At the trial with him was mainland Chinese Peng Yuhua, 37, with whom Lee was accused of collaborating to have the articles posted on chat groups on the WeChat app.
"I deeply regret my actions," said Lee, in an open trial at the intermediate court of Yueyang city in central Hunan province. The court posted videos of the trial on its social media account.
Lee, a community college teacher and former staff member of the pro-independence Democratic Progressive Party (DPP), disappeared after crossing into mainland China from Macau on March 19.
On March 29, Beijing announced that he had been detained for allegedly "pursuing activities harmful to national security".
In May, the Taiwan Affairs Office (TAO) revealed that Lee was being held in Hunan province on suspicion of "subverting state power".
It was not until last Wednesday that the TAO said Lee's case would be heard yesterday.

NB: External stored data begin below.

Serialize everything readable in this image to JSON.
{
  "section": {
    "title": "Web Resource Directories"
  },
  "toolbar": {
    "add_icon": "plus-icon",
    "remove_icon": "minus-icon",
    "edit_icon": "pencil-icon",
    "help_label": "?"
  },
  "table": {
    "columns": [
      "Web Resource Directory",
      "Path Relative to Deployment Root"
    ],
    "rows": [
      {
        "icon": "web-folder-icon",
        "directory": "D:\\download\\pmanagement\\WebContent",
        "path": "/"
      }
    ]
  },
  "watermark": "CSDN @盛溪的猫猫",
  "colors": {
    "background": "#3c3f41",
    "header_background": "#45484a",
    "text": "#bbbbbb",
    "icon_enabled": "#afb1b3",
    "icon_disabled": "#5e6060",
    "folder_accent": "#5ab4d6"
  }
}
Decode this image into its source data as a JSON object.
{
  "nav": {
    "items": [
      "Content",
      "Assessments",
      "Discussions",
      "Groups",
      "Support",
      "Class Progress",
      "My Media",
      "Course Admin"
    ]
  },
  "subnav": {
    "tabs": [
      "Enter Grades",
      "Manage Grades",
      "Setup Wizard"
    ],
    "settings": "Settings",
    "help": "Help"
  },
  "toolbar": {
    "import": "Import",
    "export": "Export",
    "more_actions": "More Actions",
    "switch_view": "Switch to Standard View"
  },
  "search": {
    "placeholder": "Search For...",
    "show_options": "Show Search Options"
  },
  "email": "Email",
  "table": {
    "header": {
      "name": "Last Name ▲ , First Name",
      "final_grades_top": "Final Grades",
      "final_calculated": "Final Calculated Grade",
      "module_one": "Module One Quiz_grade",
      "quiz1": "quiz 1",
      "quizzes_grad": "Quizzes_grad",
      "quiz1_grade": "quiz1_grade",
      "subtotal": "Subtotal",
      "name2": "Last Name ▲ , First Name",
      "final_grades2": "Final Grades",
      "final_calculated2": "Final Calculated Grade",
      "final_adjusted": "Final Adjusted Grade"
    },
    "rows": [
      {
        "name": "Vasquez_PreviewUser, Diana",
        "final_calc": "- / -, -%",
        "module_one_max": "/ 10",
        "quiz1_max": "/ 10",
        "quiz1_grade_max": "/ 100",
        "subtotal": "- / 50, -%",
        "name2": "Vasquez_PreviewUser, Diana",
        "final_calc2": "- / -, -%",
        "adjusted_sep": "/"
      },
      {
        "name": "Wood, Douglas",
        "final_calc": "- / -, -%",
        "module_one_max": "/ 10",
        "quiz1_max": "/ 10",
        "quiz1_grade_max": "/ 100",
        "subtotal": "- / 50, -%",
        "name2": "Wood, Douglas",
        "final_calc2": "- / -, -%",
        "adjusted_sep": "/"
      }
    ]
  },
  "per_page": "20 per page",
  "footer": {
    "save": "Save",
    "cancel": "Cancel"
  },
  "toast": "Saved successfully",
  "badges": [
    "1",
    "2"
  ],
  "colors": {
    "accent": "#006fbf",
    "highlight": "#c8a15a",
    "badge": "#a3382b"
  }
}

This was as Lee's wife Ching-yu was preparing to leave for the United Nations today to report his disappearance, according to a report by US-funded broadcaster Voice of America.
After yesterday's trial, Lee was allowed to meet his wife and his mother, who had travelled to Yueyang on Sunday.
His wife, in a letter yesterday to Lee, wrote that she was proud of him and that "I do not recognise this court". On Saturday, she had asked Lee's supporters to forgive him if he were to be forced to confess in court.
Mr Patrick Poon of the human rights group Amnesty International told Agence France-Presse he thought the trial was a "sham", adding that "there is no way that the trial was a fair trial according to international standards".
Taiwan's presidential office yesterday said the government was engaged in an "all-out effort" to help Lee's family. "We'll do everything in our power to ensure his safe return," said a spokesman.
According to the Taiwan Association for Human Rights, Lee had been sharing Taiwan's democratic experiences online with his Chinese friends for many years. He had also met Peng several times on the mainland.
His detention comes at a time when the cross-strait relationship has chilled considerably, ever since the DPP's Ms Tsai Ing-wen became President in May last year.
Ms Tsai has refused to acknowledge the 1992 consensus between the two sides that both China and Taiwan belong to one China, with each side having its own interpretation of what this means.
Beijing, which views Taiwan as a breakaway province, sees recognition of the 1992 consensus as the basis for stable and peaceful cross- strait ties. It has cut off official communication with Taiwan.
Analyst Lee Chih Horng, who teaches cross-strait relations at the Nanyang Technological University, believes Beijing detained Lee and put him on trial in order to embarrass the Tsai government.
"It is to show how incapable the DPP (and Tsai) are in dealing with the cross-strait relations," he said.
Taiwan opposition legislator Yang Chen-wu told the island's media that the incident showed the lack of trust and communication mechanism between the two sides.